J'ai aussi entendu parler de la variante suivante : à côté de Pierre, Papier et Ciseaux, on rajoute une nouvelle option, disons Maman, qui bat à la fois Pierre, Papier et Ciseaux ; puis, comme il faut bien que Maman ne soit pas imbattable, on ajoute une option Chocolat, qui bat Maman ; en revanche, n'importe quoi d'autre bat Chocolat, et Maman bat tout sauf Chocolat. La stratégie optimale est évidente quand on y réfléchit un peu (ce que j'encourage le lecteur à faire avant de lire ce qui suit) : il suffit de se rendre compte qu'on a en fait affaire à un jeu de Pierre-Papier-Ciseaux sur deux niveaux, sur le premier niveau on a maman-chocolat-(pierre+papier+ciseaux), et sur le second niveau, on a Pierre-Papier-Ciseaux tels que nommés ; du coup, la stratégie optimale joue chacune des options Maman et Chocolat avec probabilité 1/3, et chacune des options Pierre, Papier et Ciseaux avec probabilité 1/9. (Pour vérifier que c'est bien une stratégie optimale, il suffit de vérifier que son gain contre n'importe quelle option fixée de l'adversaire est positif ou nul — en l'occurrence, toujours nul.) C'est intéressant, parce que les gens ne s'imaginent généralement pas trop ce résultat (ils ont tendance à prévoir une distribution plus uniforme, dans le jeu que je viens de décrire, et notamment avec trop peu de Chocolat et trop de Pierre, Papier et Ciseaux).
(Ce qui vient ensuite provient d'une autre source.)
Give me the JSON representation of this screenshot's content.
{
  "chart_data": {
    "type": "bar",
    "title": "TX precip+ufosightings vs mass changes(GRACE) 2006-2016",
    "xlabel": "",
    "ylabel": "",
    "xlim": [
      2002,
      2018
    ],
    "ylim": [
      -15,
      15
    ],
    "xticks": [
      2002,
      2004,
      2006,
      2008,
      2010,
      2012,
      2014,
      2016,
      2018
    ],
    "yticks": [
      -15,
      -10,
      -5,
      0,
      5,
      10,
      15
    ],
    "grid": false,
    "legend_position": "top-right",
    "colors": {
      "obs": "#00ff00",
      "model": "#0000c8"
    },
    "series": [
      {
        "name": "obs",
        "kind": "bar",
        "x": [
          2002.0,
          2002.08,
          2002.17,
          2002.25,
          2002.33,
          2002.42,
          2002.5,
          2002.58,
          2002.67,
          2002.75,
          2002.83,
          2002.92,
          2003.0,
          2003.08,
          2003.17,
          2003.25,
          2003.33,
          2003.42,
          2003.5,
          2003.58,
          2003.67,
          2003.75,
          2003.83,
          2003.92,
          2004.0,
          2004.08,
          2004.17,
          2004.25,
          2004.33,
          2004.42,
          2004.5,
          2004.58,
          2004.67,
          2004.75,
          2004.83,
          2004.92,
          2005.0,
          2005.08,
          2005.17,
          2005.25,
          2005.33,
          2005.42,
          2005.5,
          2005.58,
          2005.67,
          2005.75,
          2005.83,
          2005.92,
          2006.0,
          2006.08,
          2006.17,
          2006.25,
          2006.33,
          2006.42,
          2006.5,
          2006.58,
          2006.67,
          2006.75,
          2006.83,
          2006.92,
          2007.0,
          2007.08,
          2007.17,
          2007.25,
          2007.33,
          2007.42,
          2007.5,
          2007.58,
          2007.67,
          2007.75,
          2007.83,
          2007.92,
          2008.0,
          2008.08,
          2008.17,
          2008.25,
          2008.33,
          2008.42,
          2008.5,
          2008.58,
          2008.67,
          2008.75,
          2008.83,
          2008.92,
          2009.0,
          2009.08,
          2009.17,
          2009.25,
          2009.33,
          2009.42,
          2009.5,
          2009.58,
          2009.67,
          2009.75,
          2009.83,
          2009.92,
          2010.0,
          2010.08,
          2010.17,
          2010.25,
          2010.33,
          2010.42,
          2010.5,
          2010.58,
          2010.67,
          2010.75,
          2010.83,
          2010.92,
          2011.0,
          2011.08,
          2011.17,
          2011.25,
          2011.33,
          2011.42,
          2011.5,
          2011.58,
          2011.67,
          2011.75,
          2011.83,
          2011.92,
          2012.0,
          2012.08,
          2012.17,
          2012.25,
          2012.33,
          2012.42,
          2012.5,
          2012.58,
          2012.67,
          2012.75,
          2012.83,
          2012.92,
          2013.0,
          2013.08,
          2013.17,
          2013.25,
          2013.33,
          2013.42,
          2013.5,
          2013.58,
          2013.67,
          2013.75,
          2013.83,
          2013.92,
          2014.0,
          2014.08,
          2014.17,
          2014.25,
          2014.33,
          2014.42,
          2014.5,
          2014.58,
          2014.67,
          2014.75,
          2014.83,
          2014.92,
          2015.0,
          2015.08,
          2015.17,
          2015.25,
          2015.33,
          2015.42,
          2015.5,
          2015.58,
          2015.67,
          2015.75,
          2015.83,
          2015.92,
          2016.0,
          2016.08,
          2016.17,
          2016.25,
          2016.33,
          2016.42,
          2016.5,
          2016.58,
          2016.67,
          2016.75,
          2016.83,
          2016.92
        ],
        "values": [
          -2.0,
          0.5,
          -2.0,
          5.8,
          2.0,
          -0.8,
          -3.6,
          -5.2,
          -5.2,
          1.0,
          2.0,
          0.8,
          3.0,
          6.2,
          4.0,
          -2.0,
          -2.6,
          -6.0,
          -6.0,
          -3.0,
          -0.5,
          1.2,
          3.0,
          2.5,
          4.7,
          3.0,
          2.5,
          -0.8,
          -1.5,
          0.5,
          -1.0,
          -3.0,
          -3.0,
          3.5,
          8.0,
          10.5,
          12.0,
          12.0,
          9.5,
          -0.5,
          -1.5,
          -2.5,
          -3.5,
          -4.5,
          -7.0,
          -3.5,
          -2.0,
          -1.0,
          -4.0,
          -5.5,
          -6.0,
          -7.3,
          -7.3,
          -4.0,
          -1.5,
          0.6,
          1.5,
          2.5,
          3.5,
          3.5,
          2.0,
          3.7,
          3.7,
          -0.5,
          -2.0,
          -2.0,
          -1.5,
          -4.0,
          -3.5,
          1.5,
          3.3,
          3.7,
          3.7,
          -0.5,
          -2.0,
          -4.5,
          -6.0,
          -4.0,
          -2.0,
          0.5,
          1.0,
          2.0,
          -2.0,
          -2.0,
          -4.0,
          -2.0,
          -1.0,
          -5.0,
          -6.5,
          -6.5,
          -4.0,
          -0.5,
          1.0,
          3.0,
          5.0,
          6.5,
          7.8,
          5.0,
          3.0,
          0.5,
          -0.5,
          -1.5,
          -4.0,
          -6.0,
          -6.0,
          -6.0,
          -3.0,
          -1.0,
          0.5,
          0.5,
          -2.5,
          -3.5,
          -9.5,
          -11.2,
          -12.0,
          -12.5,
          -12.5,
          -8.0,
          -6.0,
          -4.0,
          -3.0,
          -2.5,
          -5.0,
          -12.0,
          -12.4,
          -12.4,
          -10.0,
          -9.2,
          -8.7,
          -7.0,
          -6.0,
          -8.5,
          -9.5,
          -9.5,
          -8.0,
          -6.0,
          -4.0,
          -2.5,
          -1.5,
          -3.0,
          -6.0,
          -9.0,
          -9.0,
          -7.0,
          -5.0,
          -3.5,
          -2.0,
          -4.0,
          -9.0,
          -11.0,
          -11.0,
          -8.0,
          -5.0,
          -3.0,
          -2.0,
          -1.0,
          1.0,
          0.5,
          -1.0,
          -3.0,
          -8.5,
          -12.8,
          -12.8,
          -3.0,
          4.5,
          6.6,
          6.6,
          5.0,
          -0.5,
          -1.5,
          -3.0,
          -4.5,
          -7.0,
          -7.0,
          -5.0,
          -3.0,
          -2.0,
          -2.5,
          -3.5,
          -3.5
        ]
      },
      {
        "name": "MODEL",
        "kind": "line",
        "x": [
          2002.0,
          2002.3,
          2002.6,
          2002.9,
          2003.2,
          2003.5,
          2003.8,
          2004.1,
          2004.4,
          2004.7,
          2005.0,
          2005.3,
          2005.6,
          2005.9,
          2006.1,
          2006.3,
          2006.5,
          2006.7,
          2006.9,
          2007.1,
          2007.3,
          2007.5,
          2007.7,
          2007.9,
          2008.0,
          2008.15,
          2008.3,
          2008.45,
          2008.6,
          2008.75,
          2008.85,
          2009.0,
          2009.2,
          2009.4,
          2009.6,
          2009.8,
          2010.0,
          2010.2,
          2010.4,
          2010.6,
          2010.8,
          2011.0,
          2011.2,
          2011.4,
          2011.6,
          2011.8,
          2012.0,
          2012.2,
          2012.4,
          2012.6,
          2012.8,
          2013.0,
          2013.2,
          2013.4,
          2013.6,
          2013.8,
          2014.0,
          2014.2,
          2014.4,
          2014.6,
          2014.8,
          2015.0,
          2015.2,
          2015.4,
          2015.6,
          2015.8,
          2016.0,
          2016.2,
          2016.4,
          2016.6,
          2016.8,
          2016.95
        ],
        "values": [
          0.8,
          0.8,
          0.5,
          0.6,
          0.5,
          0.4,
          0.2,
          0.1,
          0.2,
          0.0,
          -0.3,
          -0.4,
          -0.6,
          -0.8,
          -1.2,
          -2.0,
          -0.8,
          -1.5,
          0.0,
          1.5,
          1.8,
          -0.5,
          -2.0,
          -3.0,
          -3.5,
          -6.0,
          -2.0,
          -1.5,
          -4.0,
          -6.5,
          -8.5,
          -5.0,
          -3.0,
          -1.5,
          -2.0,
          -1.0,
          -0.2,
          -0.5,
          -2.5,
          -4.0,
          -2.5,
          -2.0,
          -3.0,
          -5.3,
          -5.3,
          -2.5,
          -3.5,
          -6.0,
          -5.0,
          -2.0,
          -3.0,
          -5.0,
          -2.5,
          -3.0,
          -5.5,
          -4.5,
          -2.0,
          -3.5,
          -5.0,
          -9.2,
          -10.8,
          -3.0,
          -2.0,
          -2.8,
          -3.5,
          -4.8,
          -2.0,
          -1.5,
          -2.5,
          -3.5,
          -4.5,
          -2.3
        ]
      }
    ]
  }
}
Mais ce qui rend Pierre-Papier-Ciseaux intellectuellement satisfaisant, ce n'est pas seulement que les deux joueurs jouent des rôles symétriques, mais que c'est aussi le cas des trois options (formellement, pour chaque paire (x,y) d'options, il existe une permutation des options, envoyant x sur y, et qui préserve la matrice du jeu ; en l'occurrence, les permutations préservant la matrice du jeu sont les permutations cycliques de Pierre-Papier-Ciseaux). Si on cherche à faire un jeu semblable avec cinq options, autrement dit si on cherche à orienter toutes les arêtes et diagonales d'un pentagone (i.e., fabriquer un tournoi sur cinq sommets) de façon à ce que tous les sommets jouent un rôle symétrique (dans le sens que je viens de définir), il y a une unique façon de faire, comme il est assez facile de s'en convaincre (il y a forcément une permutation cyclique des cinq options qui les laisse invariantes, on peut les numéroter 0,1,2,3,4 selon cet ordre cyclique, on peut supposer sans perte de généralité que 1 bat 0, donc 2 bat 1, 3 bat 2, 4 bat 3 et 0 bat 4, et il reste simplement à décider si 0 bat 2 ou 2 bat 0 ; or si on décide que 0 bat 2, disons, quitte à renuméroter 0,1,2,3,4 en 0,2,4,1,3, on se ramène à l'autre situation). Ce jeu a connu une certaine popularité nerdesque sous le nom de Pierre-Papier-Ciseaux-Lézard-Spock (décidément, Wikipédia a des articles sur n'importe quoi) ; évidemment, la stratégie optimale est, à cause de la symétrie entre les options, de toutes les jouer de façon équiprobable (c'est-à-dire avec probabilité 1/5). En revanche, si on veut 7 options, il y a deux jeux (tournois) essentiellement différents : l'un d'entre eux est assez évident et consiste à dire que 3, 2 et 1 battent 0 (donc aussi : 4, 3 et 2 battent 1 ; 5, 4 et 3 battent 2 ; 6, 5 et 4 battent 3 ; 0, 6 et 5 battent 4 ; et ainsi de suite cycliquement) ; l'autre, en revanche, où 1, 2 et 4 battent 0, est plus intéressant car il a plus de symétries (il en a 21 alors que le précédent n'a que les 7 permutations cycliques des 7 options). Reste à trouver sept noms populaires à mettre sur les options (heureusement ce n'est pas ça qui manque : les sept péchés capitaux ? les sept nains ?) de façon à justifier ces relations précises, et à populariser le jeu…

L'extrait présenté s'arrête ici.